If you’re going outside, you may also want to use extra protection, such as a broad-spectrum sunscreen. “We definitely encourage using sunscreen with SPF 30 or higher on the face on a regular basis,” she says. “After using topical medicated products, and after that any type of moisturizer, it would be applying sunscreen.”
Without following these steps, your skin may become cakey after applying makeup to dry, flaky skin.
In order not to irritate psoriasis, it is best to stick to light and simple makeup. For foundation, you’ll want to start with a sheer base and then go back to building over the psoriasis-affected areas. Polish the edges at the base until well blended. You can do this with your fingers, a makeup sponge, or a foundation brush.
You may not need to use a concealer if you are able to build your foundation to your preferred coverage. But if you want to use a concealer, use a matte option. Apply it to your skin and allow it for one minute to thicken before blending it.
Using other products like mascara, eyeliner, eye shadow, and other types of makeup mostly depends on your preference. “It is not unsafe. It’s not likely to exacerbate psoriasis or spread psoriasis, Wentworth says. “However, when you have an active area of psoriasis, any type of product that was not intentionally used as a medication, can irritate the skin in that location and make the psoriasis look more prominent.”
It is wise to test the products first.

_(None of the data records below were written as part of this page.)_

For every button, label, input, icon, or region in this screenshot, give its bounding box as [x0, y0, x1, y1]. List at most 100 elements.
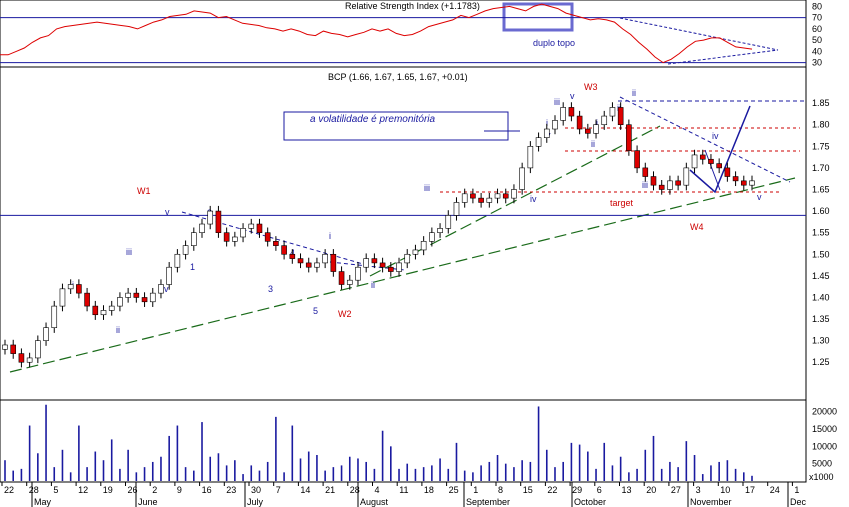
- candle-body: [84, 292, 90, 307]
- candle-body: [511, 189, 517, 199]
- candle-body: [437, 228, 443, 233]
- wave-minor-ii-3: ii: [591, 139, 595, 149]
- candle-body: [699, 154, 706, 160]
- candle-body: [691, 154, 698, 169]
- candle-body: [429, 232, 435, 242]
- wave-num-1: 1: [190, 262, 195, 272]
- candle-body: [199, 223, 205, 233]
- candle-body: [568, 107, 575, 117]
- month-label: October: [574, 497, 606, 507]
- candle-body: [314, 262, 320, 268]
- candle-body: [297, 258, 304, 264]
- wave-minor-iv-1: iv: [162, 284, 169, 294]
- candle-body: [494, 193, 501, 199]
- candle-body: [642, 167, 649, 177]
- candle-body: [412, 249, 419, 255]
- day-tick-label: 26: [128, 485, 138, 495]
- price-tick-label: 1.50: [812, 249, 830, 259]
- day-tick-label: 9: [177, 485, 182, 495]
- day-tick-label: 15: [523, 485, 533, 495]
- candle-body: [26, 357, 33, 363]
- price-tick-label: 1.60: [812, 206, 830, 216]
- day-tick-label: 11: [399, 485, 408, 495]
- candle-body: [658, 184, 665, 190]
- candle-body: [732, 176, 739, 182]
- price-tick-label: 1.70: [812, 163, 830, 173]
- candle-body: [18, 353, 25, 363]
- candle-body: [675, 180, 681, 186]
- candle-body: [470, 193, 476, 199]
- candle-body: [264, 232, 271, 242]
- candle-body: [724, 167, 731, 177]
- day-tick-label: 10: [720, 485, 730, 495]
- day-tick-label: 1: [473, 485, 478, 495]
- projection-path: [689, 105, 751, 194]
- candle-body: [67, 284, 74, 290]
- wave-minor-ii-4: ii: [632, 88, 636, 98]
- wave-W4: W4: [690, 222, 704, 232]
- volume-tick-label: 20000: [812, 407, 837, 417]
- day-tick-label: 23: [226, 485, 236, 495]
- wave-minor-v-3: v: [570, 91, 575, 101]
- double-top-label: duplo topo: [533, 38, 575, 48]
- candle-body: [552, 120, 558, 130]
- day-tick-label: 13: [622, 485, 632, 495]
- candle-body: [207, 210, 214, 225]
- volume-layer: 20000 15000 10000 5000 x1000: [4, 404, 837, 482]
- candle-body: [535, 137, 542, 147]
- candle-body: [486, 197, 493, 203]
- day-tick-label: 28: [350, 485, 360, 495]
- candles-layer: 1.85 1.80 1.75 1.70 1.65 1.60 1.55 1.50 1.45 1.40…: [0, 98, 830, 368]
- price-tick-label: 1.85: [812, 98, 830, 108]
- candle-body: [2, 344, 8, 350]
- candle-body: [191, 232, 197, 246]
- candle-body: [256, 223, 263, 233]
- candle-body: [461, 193, 468, 203]
- rsi-tick-label: 30: [812, 58, 822, 68]
- candle-body: [404, 253, 411, 264]
- candle-body: [617, 107, 624, 126]
- price-tick-label: 1.65: [812, 184, 830, 194]
- candle-body: [51, 305, 58, 328]
- trendline-steep: [369, 125, 661, 277]
- candle-body: [749, 180, 755, 186]
- candle-body: [281, 245, 287, 255]
- candle-body: [527, 146, 534, 169]
- volume-tick-label: 10000: [812, 441, 837, 451]
- rsi-trendline-bottom: [667, 49, 779, 65]
- candle-body: [92, 305, 99, 316]
- candle-body: [240, 228, 246, 238]
- candle-body: [248, 223, 255, 229]
- candle-body: [626, 124, 632, 151]
- wave-minor-iii-2: iii: [424, 183, 430, 193]
- month-label: November: [690, 497, 732, 507]
- day-tick-label: 2: [152, 485, 157, 495]
- price-tick-label: 1.55: [812, 228, 830, 238]
- day-tick-label: 27: [671, 485, 681, 495]
- price-tick-label: 1.30: [812, 336, 830, 346]
- projection-path-2: [704, 149, 721, 191]
- day-tick-label: 18: [424, 485, 434, 495]
- price-tick-label: 1.45: [812, 271, 830, 281]
- candle-body: [108, 305, 115, 311]
- wave-minor-v-1: v: [165, 207, 170, 217]
- month-label: Dec: [790, 497, 807, 507]
- wave-minor-i-3: i: [546, 118, 548, 128]
- candle-body: [420, 241, 427, 251]
- rsi-panel: [0, 0, 807, 68]
- candle-body: [232, 236, 238, 242]
- candle-body: [166, 266, 172, 285]
- candle-body: [59, 288, 66, 307]
- day-tick-label: 6: [597, 485, 602, 495]
- wave-minor-iv-2: iv: [530, 194, 537, 204]
- wave-minor-i-2: i: [329, 231, 331, 241]
- day-tick-label: 12: [78, 485, 88, 495]
- candle-body: [708, 158, 714, 164]
- candle-body: [601, 115, 608, 126]
- price-tick-label: 1.80: [812, 120, 830, 130]
- candle-body: [453, 202, 460, 216]
- candle-body: [182, 245, 189, 255]
- day-tick-label: 25: [449, 485, 459, 495]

Everyone’s skin will look different with makeup. Psoriasis may react well when using eye shadow. But someone else’s psoriasis may appear more fragile after using a particular product.
Wentworth suggests trying products before any major plans. “If you are getting married in a month and want to experiment with (a type of makeup), try it on before to see what works for you, your skin type and undertones. Then you will know what is best to choose on that day if you have active engagement areas.”
Be careful when you take off your makeup. “Extract with an unscented white bar of soap to create a foamy wash for your hands,” says Wentworth. “Gently massage it all over the face…then gently rinse it off. Then use a micellar-based makeup remover or facial cleanser to remove any leftover makeup that’s still there.”